Among the important achievements is the launch on the department’s website of a corporate zakat calculator application at the beginning of 2026, the preparation for which began in mid-2025. Before that, the calculation process to determine what enters the zakat base while observing the legal conditions was done manually, especially since the Zakat Affairs Department is affiliated with the Ministry of Awqaf, which is responsible for Islamic religious work and fatwas, and any jurisprudential disagreement is referred to the Sharia committee under His Excellency the Minister of Awqaf to decide upon it.

One of the goals of the Zakat Affairs Department in 2026 is to disburse all zakat funds received, as happened in 2025—of course after ensuring recipients’ eligibility in a way that clears, in the sight of Allah Almighty, the liability of the zakat payers and also of the department’s employees as their agents.

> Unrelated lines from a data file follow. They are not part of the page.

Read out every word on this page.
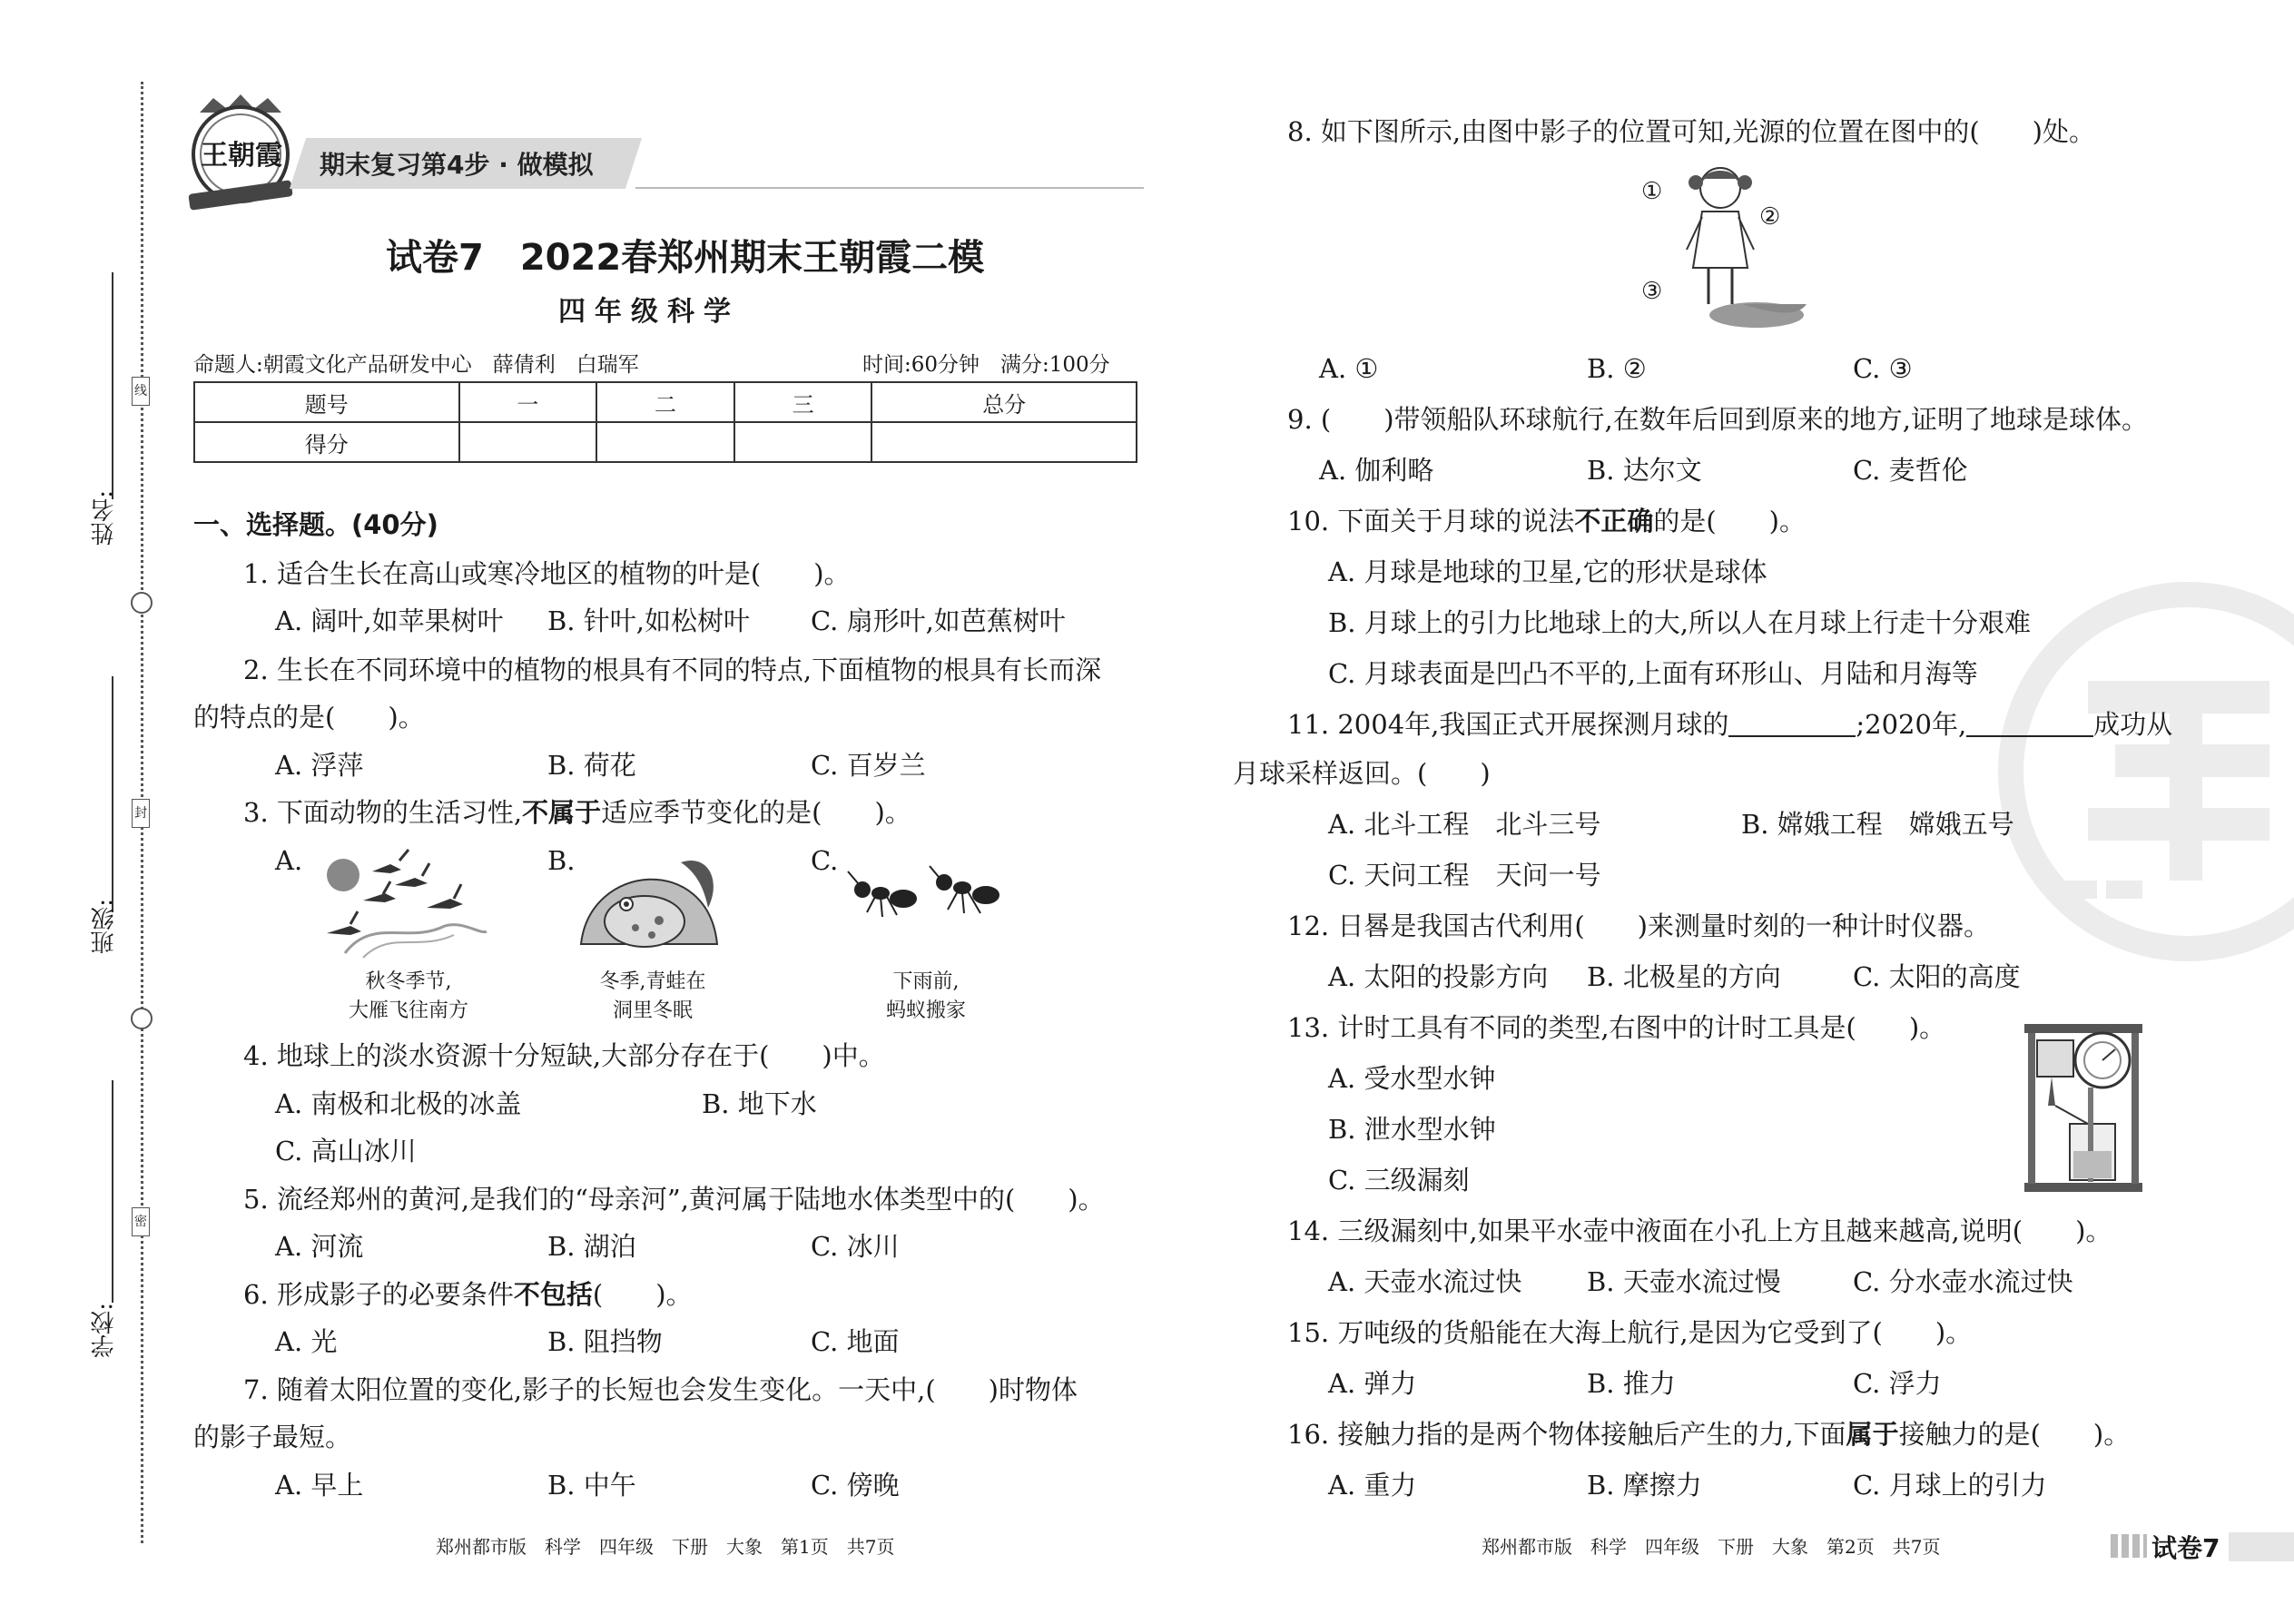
姓名:
班级:
学校:
线
封
密
王朝霞 期末复习第4步 · 做模拟
试卷7　2022春郑州期末王朝霞二模
四年级科学
命题人:朝霞文化产品研发中心　薛倩利　白瑞军	时间:60分钟　满分:100分
题号	一	二	三	总分
得分				
一、选择题。(40分)
1. 适合生长在高山或寒冷地区的植物的叶是(　　)。
A. 阔叶,如苹果树叶 B. 针叶,如松树叶 C. 扇形叶,如芭蕉树叶
2. 生长在不同环境中的植物的根具有不同的特点,下面植物的根具有长而深
的特点的是(　　)。
A. 浮萍	B. 荷花	C. 百岁兰
3. 下面动物的生活习性,不属于适应季节变化的是(　　)。
A.	B.	C.
秋冬季节,
大雁飞往南方
冬季,青蛙在
洞里冬眠
下雨前,
蚂蚁搬家
4. 地球上的淡水资源十分短缺,大部分存在于(　　)中。
A. 南极和北极的冰盖	B. 地下水
C. 高山冰川
5. 流经郑州的黄河,是我们的“母亲河”,黄河属于陆地水体类型中的(　　)。
A. 河流	B. 湖泊	C. 冰川
6. 形成影子的必要条件不包括(　　)。
A. 光	B. 阻挡物	C. 地面
7. 随着太阳位置的变化,影子的长短也会发生变化。一天中,(　　)时物体
的影子最短。
A. 早上	B. 中午	C. 傍晚
郑州都市版　科学　四年级　下册　大象　第1页　共7页
8. 如下图所示,由图中影子的位置可知,光源的位置在图中的(　　)处。
①
②
③
A. ①	B. ②	C. ③
9. (　　)带领船队环球航行,在数年后回到原来的地方,证明了地球是球体。
A. 伽利略	B. 达尔文	C. 麦哲伦
10. 下面关于月球的说法不正确的是(　　)。
A. 月球是地球的卫星,它的形状是球体
B. 月球上的引力比地球上的大,所以人在月球上行走十分艰难
C. 月球表面是凹凸不平的,上面有环形山、月陆和月海等
11. 2004年,我国正式开展探测月球的	;2020年,	成功从
月球采样返回。(　　)
A. 北斗工程　北斗三号	B. 嫦娥工程　嫦娥五号
C. 天问工程　天问一号
12. 日晷是我国古代利用(　　)来测量时刻的一种计时仪器。
A. 太阳的投影方向 B. 北极星的方向	C. 太阳的高度
13. 计时工具有不同的类型,右图中的计时工具是(　　)。
A. 受水型水钟
B. 泄水型水钟
C. 三级漏刻
14. 三级漏刻中,如果平水壶中液面在小孔上方且越来越高,说明(　　)。
A. 天壶水流过快 B. 天壶水流过慢	C. 分水壶水流过快
15. 万吨级的货船能在大海上航行,是因为它受到了(　　)。
A. 弹力	B. 推力	C. 浮力
16. 接触力指的是两个物体接触后产生的力,下面属于接触力的是(　　)。
A. 重力	B. 摩擦力	C. 月球上的引力
郑州都市版　科学　四年级　下册　大象　第2页　共7页	试卷7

Another goal of the department in 2026 is to raise awareness of zakat for both payers and recipients, and to promote awareness of the need to avoid debts incurred for purchasing luxuries—this podcast itself is part of that awareness effort.

The department also seeks in 2026 to facilitate self-services related to calculating and paying zakat, and aims for all its services to be available through terminals accessible to the public, whether zakat payers or eligible beneficiaries, while maintaining traditional services through department employees out of consideration for the elderly who are not comfortable with modern technological tools.

In conclusion, Al Hammadi added that there are many details related to zakat that the department takes into account which require research, study, and jurisprudential and scholarly discussions. He asked the Almighty Allah for guidance and success for every zakat payer in ensuring that his zakat reaches those entitled to it, for his zakat is a trust.